Swarm Aero Raises $35M to Build Large Swarming Military Drones

Swarm Aero Wants to Build the Drones Between Switchblade and B-2
Swarm Aero, a defense startup focused on large swarming drone systems, has raised $35 million in a Series A round. The company, led by CEO Danny Goodman, is building drones that occupy a deliberately underserved niche in the military drone market: too big and capable to be expendable like a Switchblade, but far cheaper and more numerous than exquisite platforms like the B-2 or F-35.
This follows a $22 million seed round in 2023, bringing total funding to $57 million. The company plans to use the new capital to double its headcount and accelerate production of its swarming drone systems.
What Makes Swarm Aero Different
The defense drone market has largely split into two categories: small, cheap, expendable drones (like the Switchblade loitering munition or commercial DJI drones adapted for military use) and large, expensive, reusable platforms (like the MQ-9 Reaper or RQ-4 Global Hawk). Swarm Aero is targeting the gap between them.
Their drones are designed to be:
- Large enough to carry meaningful payloads — missiles, electronic warfare equipment, cargo, or ISR (intelligence, surveillance, reconnaissance) sensors
- Cheap enough to deploy in large numbers — a swarm of 50+ drones rather than a single high-value asset
- Smart enough to coordinate autonomously — the "swarm" in Swarm Aero refers to AI-driven coordination where dozens of drones operate as a single tactical unit
- Reusable — unlike expendable munitions, these drones return to base after missions
Why Swarming Matters
The military logic is straightforward: a single F-35 costs roughly $80 million. A swarm of 50 large drones, even at $200,000 each, costs $10 million total. The swarm can cover more area, present more targets to enemy air defenses, and lose individual units without losing the mission. If an adversary shoots down 10 drones from a 50-drone swarm, the remaining 40 continue operating. Lose one F-35, and you have lost $80 million and possibly a pilot.

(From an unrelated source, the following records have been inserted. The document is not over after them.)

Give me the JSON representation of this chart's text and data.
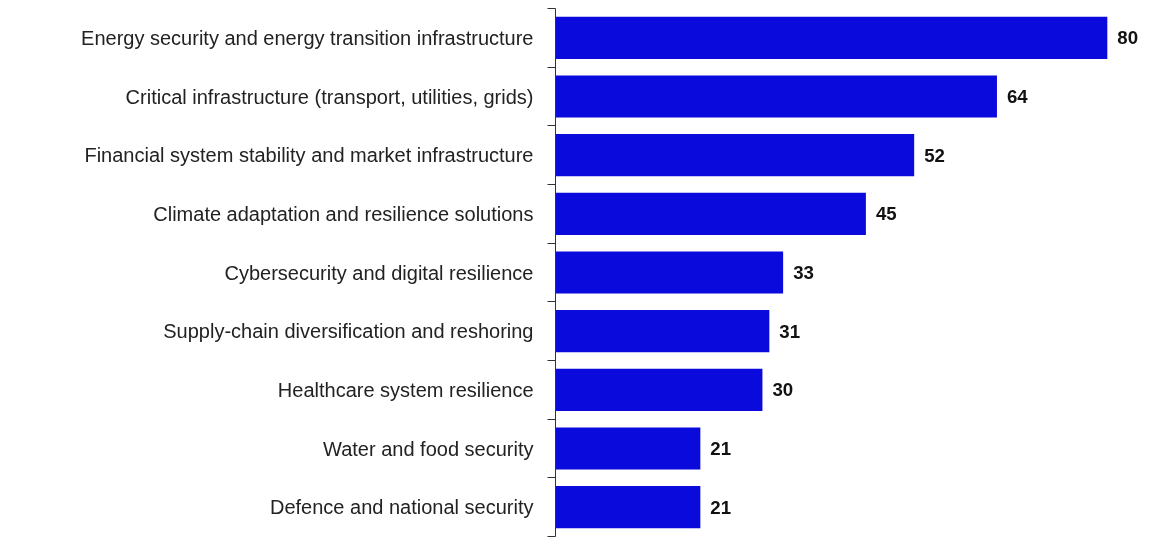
{
  "chart_data": {
    "type": "bar",
    "orientation": "horizontal",
    "data_labels": true,
    "grid": false,
    "categories": [
      "Energy security and energy transition infrastructure",
      "Critical infrastructure (transport, utilities, grids)",
      "Financial system stability and market infrastructure",
      "Climate adaptation and resilience solutions",
      "Cybersecurity and digital resilience",
      "Supply-chain diversification and reshoring",
      "Healthcare system resilience",
      "Water and food security",
      "Defence and national security"
    ],
    "values": [
      80,
      64,
      52,
      45,
      33,
      31,
      30,
      21,
      21
    ],
    "color": "#0a0adc"
  }
}
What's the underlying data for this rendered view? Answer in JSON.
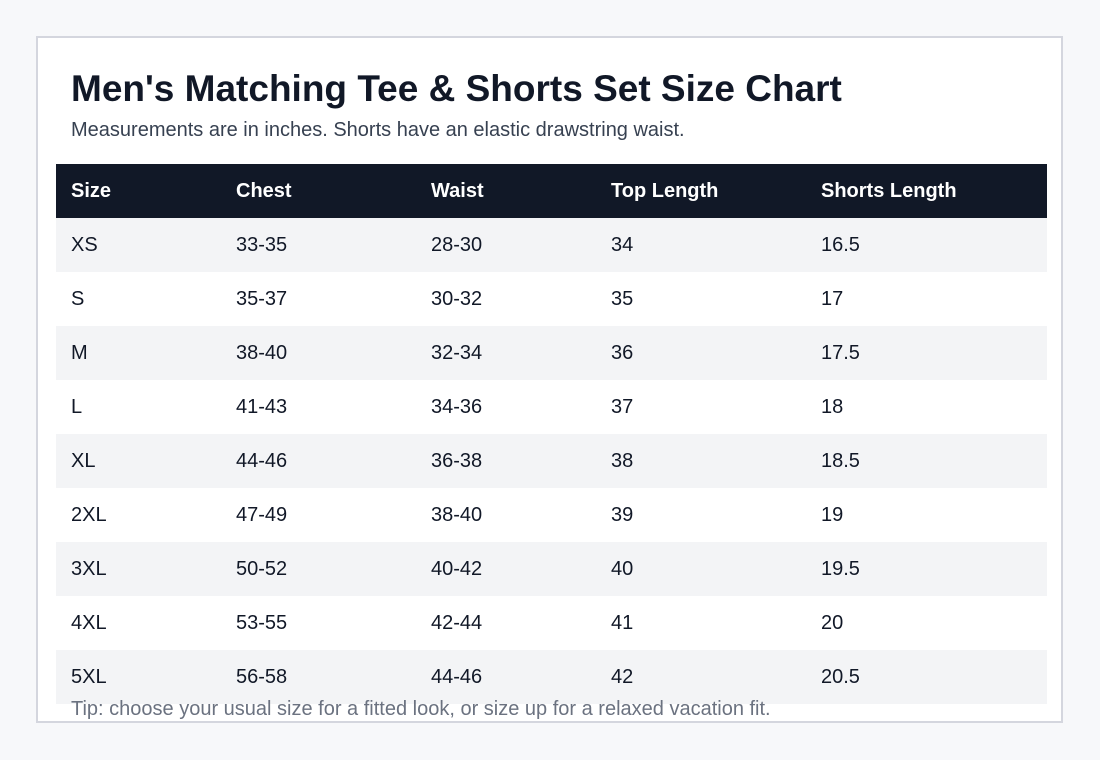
{
  "title": "Men's Matching Tee & Shorts Set Size Chart",
  "subtitle": "Measurements are in inches. Shorts have an elastic drawstring waist.",
  "table": {
    "headers": [
      "Size",
      "Chest",
      "Waist",
      "Top Length",
      "Shorts Length"
    ],
    "rows": [
      [
        "XS",
        "33-35",
        "28-30",
        "34",
        "16.5"
      ],
      [
        "S",
        "35-37",
        "30-32",
        "35",
        "17"
      ],
      [
        "M",
        "38-40",
        "32-34",
        "36",
        "17.5"
      ],
      [
        "L",
        "41-43",
        "34-36",
        "37",
        "18"
      ],
      [
        "XL",
        "44-46",
        "36-38",
        "38",
        "18.5"
      ],
      [
        "2XL",
        "47-49",
        "38-40",
        "39",
        "19"
      ],
      [
        "3XL",
        "50-52",
        "40-42",
        "40",
        "19.5"
      ],
      [
        "4XL",
        "53-55",
        "42-44",
        "41",
        "20"
      ],
      [
        "5XL",
        "56-58",
        "44-46",
        "42",
        "20.5"
      ]
    ]
  },
  "tip": "Tip: choose your usual size for a fitted look, or size up for a relaxed vacation fit.",
  "colors": {
    "header_background": "#111827",
    "stripe_background": "#f3f4f6",
    "card_border": "#d4d6de"
  }
}
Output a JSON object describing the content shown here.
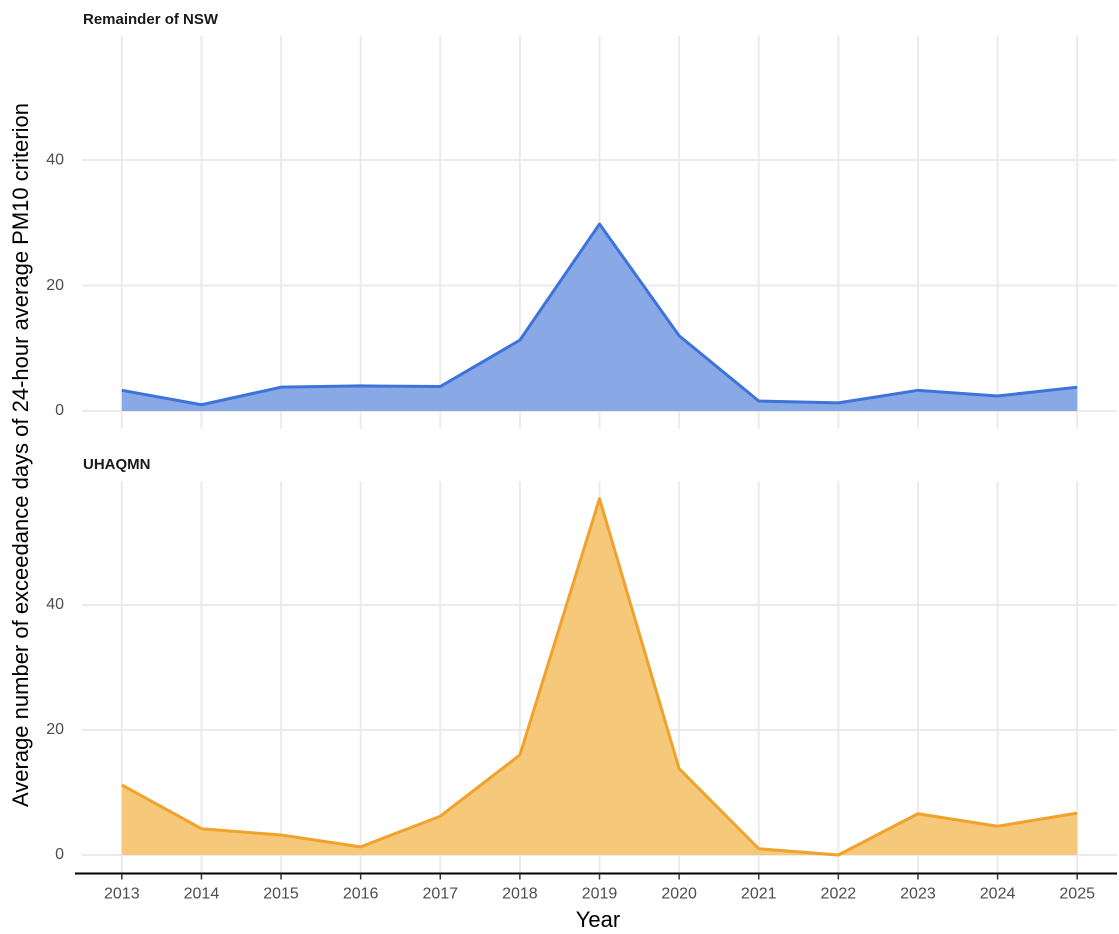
{
  "xlabel": "Year",
  "ylabel": "Average number of exceedance days of 24-hour average PM10 criterion",
  "chart_data": [
    {
      "type": "area",
      "title": "Remainder of NSW",
      "color": "#3d74d9",
      "fill": "#88a9e6",
      "x": [
        2013,
        2014,
        2015,
        2016,
        2017,
        2018,
        2019,
        2020,
        2021,
        2022,
        2023,
        2024,
        2025
      ],
      "values": [
        3.3,
        1.0,
        3.8,
        4.0,
        3.9,
        11.3,
        29.8,
        12.0,
        1.6,
        1.3,
        3.3,
        2.4,
        3.8
      ],
      "xlim": [
        2012.5,
        2025.5
      ],
      "ylim": [
        -2.8,
        59.8
      ],
      "yticks": [
        0,
        20,
        40
      ],
      "grid": true
    },
    {
      "type": "area",
      "title": "UHAQMN",
      "color": "#f0a22c",
      "fill": "#f6c87a",
      "x": [
        2013,
        2014,
        2015,
        2016,
        2017,
        2018,
        2019,
        2020,
        2021,
        2022,
        2023,
        2024,
        2025
      ],
      "values": [
        11.2,
        4.2,
        3.2,
        1.3,
        6.2,
        16.0,
        57.0,
        13.8,
        1.0,
        0.0,
        6.6,
        4.6,
        6.7
      ],
      "xlim": [
        2012.5,
        2025.5
      ],
      "ylim": [
        -2.8,
        59.8
      ],
      "yticks": [
        0,
        20,
        40
      ],
      "xticks": [
        2013,
        2014,
        2015,
        2016,
        2017,
        2018,
        2019,
        2020,
        2021,
        2022,
        2023,
        2024,
        2025
      ],
      "grid": true
    }
  ]
}
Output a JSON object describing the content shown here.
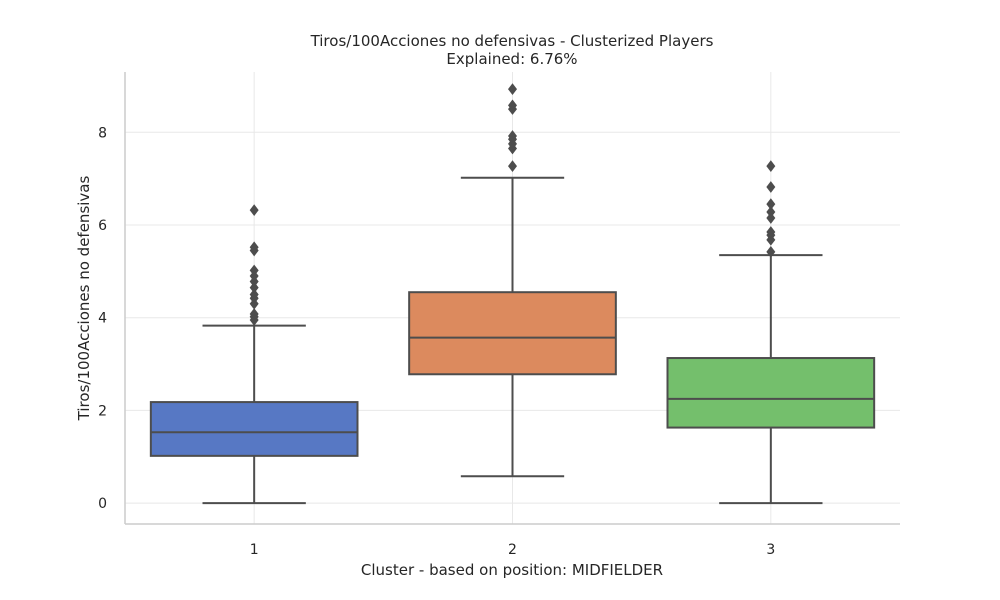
{
  "chart_data": {
    "type": "box",
    "title": "Tiros/100Acciones no defensivas - Clusterized Players",
    "subtitle": "Explained: 6.76%",
    "xlabel": "Cluster - based on position: MIDFIELDER",
    "ylabel": "Tiros/100Acciones no defensivas",
    "ylim": [
      -0.45,
      9.3
    ],
    "yticks": [
      0,
      2,
      4,
      6,
      8
    ],
    "grid": true,
    "categories": [
      "1",
      "2",
      "3"
    ],
    "boxes": [
      {
        "category": "1",
        "color": "#4c72b0",
        "fill": "#5778c4",
        "whisker_low": 0.0,
        "q1": 1.02,
        "median": 1.53,
        "q3": 2.18,
        "whisker_high": 3.83,
        "outliers": [
          3.95,
          4.02,
          4.08,
          4.3,
          4.42,
          4.5,
          4.65,
          4.78,
          4.9,
          5.02,
          5.45,
          5.52,
          6.32
        ]
      },
      {
        "category": "2",
        "color": "#dd8452",
        "fill": "#dc8a5e",
        "whisker_low": 0.58,
        "q1": 2.78,
        "median": 3.57,
        "q3": 4.55,
        "whisker_high": 7.02,
        "outliers": [
          7.27,
          7.65,
          7.75,
          7.85,
          7.92,
          8.5,
          8.58,
          8.93
        ]
      },
      {
        "category": "3",
        "color": "#55a868",
        "fill": "#74bf6c",
        "whisker_low": 0.0,
        "q1": 1.63,
        "median": 2.25,
        "q3": 3.13,
        "whisker_high": 5.35,
        "outliers": [
          5.42,
          5.68,
          5.78,
          5.85,
          6.15,
          6.28,
          6.45,
          6.82,
          7.27
        ]
      }
    ]
  }
}
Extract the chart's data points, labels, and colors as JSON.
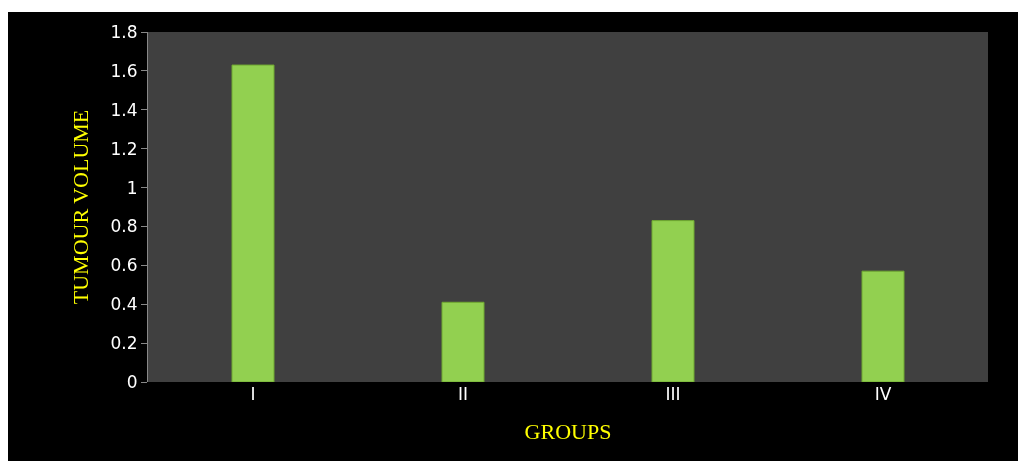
{
  "chart_data": {
    "type": "bar",
    "xlabel": "GROUPS",
    "ylabel": "TUMOUR VOLUME",
    "categories": [
      "I",
      "II",
      "III",
      "IV"
    ],
    "values": [
      1.63,
      0.41,
      0.83,
      0.57
    ],
    "color": "#92d050",
    "ylim": [
      0,
      1.8
    ],
    "yticks": [
      0,
      0.2,
      0.4,
      0.6,
      0.8,
      1,
      1.2,
      1.4,
      1.6,
      1.8
    ],
    "grid": false,
    "legend": false
  }
}
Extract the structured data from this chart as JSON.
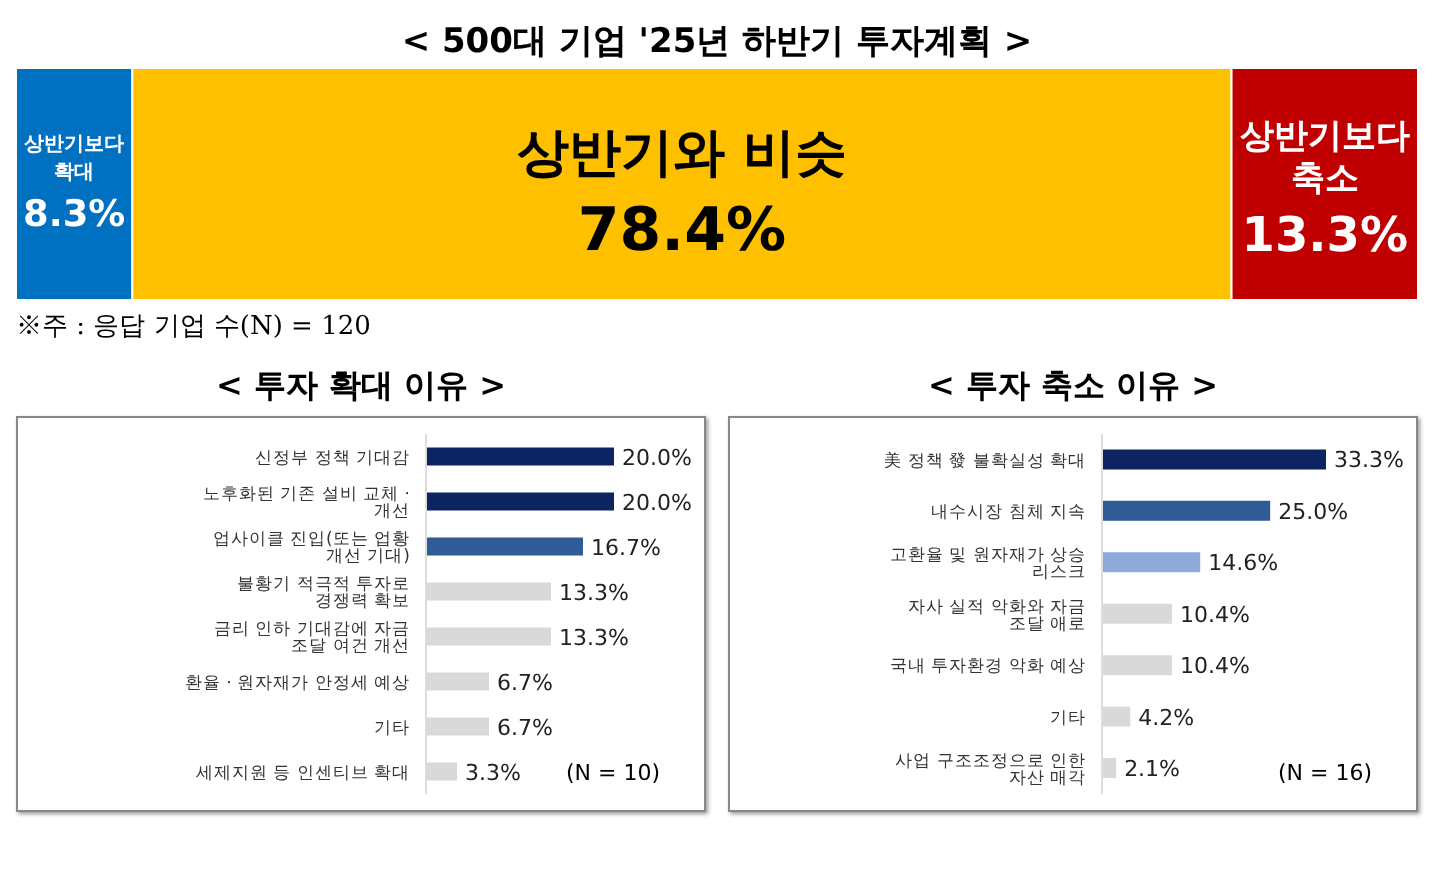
{
  "chart_data": [
    {
      "type": "bar",
      "title": "< 500대 기업 '25년 하반기 투자계획 >",
      "stacked": true,
      "orientation": "horizontal",
      "categories": [
        null
      ],
      "tick_labels": false,
      "series": [
        {
          "name": "상반기보다 확대",
          "color": "#0070c0",
          "values": [
            8.3
          ],
          "value_labels": [
            "8.3%"
          ]
        },
        {
          "name": "상반기와 비슷",
          "color": "#ffc000",
          "values": [
            78.4
          ],
          "value_labels": [
            "78.4%"
          ]
        },
        {
          "name": "상반기보다 축소",
          "color": "#c00000",
          "values": [
            13.3
          ],
          "value_labels": [
            "13.3%"
          ]
        }
      ],
      "annotations": [
        "※주 : 응답 기업 수(N) = 120"
      ]
    },
    {
      "type": "bar",
      "title": "< 투자 확대 이유 >",
      "orientation": "horizontal",
      "tick_labels": "y",
      "categories": [
        "신정부 정책 기대감",
        "노후화된 기존 설비 교체 · 개선",
        "업사이클 진입(또는 업황 개선 기대)",
        "불황기 적극적 투자로 경쟁력 확보",
        "금리 인하 기대감에 자금 조달 여건 개선",
        "환율 · 원자재가 안정세 예상",
        "기타",
        "세제지원 등 인센티브 확대"
      ],
      "values": [
        20.0,
        20.0,
        16.7,
        13.3,
        13.3,
        6.7,
        6.7,
        3.3
      ],
      "value_labels": [
        "20.0%",
        "20.0%",
        "16.7%",
        "13.3%",
        "13.3%",
        "6.7%",
        "6.7%",
        "3.3%"
      ],
      "colors": [
        "#0c2461",
        "#0c2461",
        "#2f5b96",
        "#d9d9d9",
        "#d9d9d9",
        "#d9d9d9",
        "#d9d9d9",
        "#d9d9d9"
      ],
      "annotations": [
        "(N = 10)"
      ]
    },
    {
      "type": "bar",
      "title": "< 투자 축소 이유 >",
      "orientation": "horizontal",
      "tick_labels": "y",
      "categories": [
        "美 정책 發 불확실성 확대",
        "내수시장 침체 지속",
        "고환율 및 원자재가 상승 리스크",
        "자사 실적 악화와 자금 조달 애로",
        "국내 투자환경 악화 예상",
        "기타",
        "사업 구조조정으로 인한 자산 매각"
      ],
      "values": [
        33.3,
        25.0,
        14.6,
        10.4,
        10.4,
        4.2,
        2.1
      ],
      "value_labels": [
        "33.3%",
        "25.0%",
        "14.6%",
        "10.4%",
        "10.4%",
        "4.2%",
        "2.1%"
      ],
      "colors": [
        "#0c2461",
        "#2f5b96",
        "#8eaadb",
        "#d9d9d9",
        "#d9d9d9",
        "#d9d9d9",
        "#d9d9d9"
      ],
      "annotations": [
        "(N = 16)"
      ]
    }
  ]
}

This is the quantity-over-quality argument that has been reshaping military thinking since Ukraine demonstrated how cheap commercial drones could neutralize equipment worth hundreds of times more. Swarm Aero is taking that lesson and building purpose-designed military systems around it.
The Applications
Swarm Aero's drones are designed for multiple mission types:
- Strike: Carrying missiles or munitions to saturate enemy air defenses
- Electronic warfare: Disrupting enemy communications and radar across a wide area
- Cargo delivery: Resupplying forward positions in contested environments
- ISR: Persistent surveillance over large areas with redundant coverage
The versatility is part of the pitch — the same drone platform can be configured for different missions, reducing the logistics burden compared to maintaining separate aircraft types for each role.
The Bottom Line
Swarm Aero's $35M raise is a bet on the idea that the future of military aviation is not fewer, better planes — it is more, cheaper, smarter drones working together. Ukraine has provided the proof of concept. The question now is whether purpose-built swarming systems can deliver on the promise before the next major conflict demands them. At $57M total funding and a doubling workforce, Swarm Aero is moving fast to find out.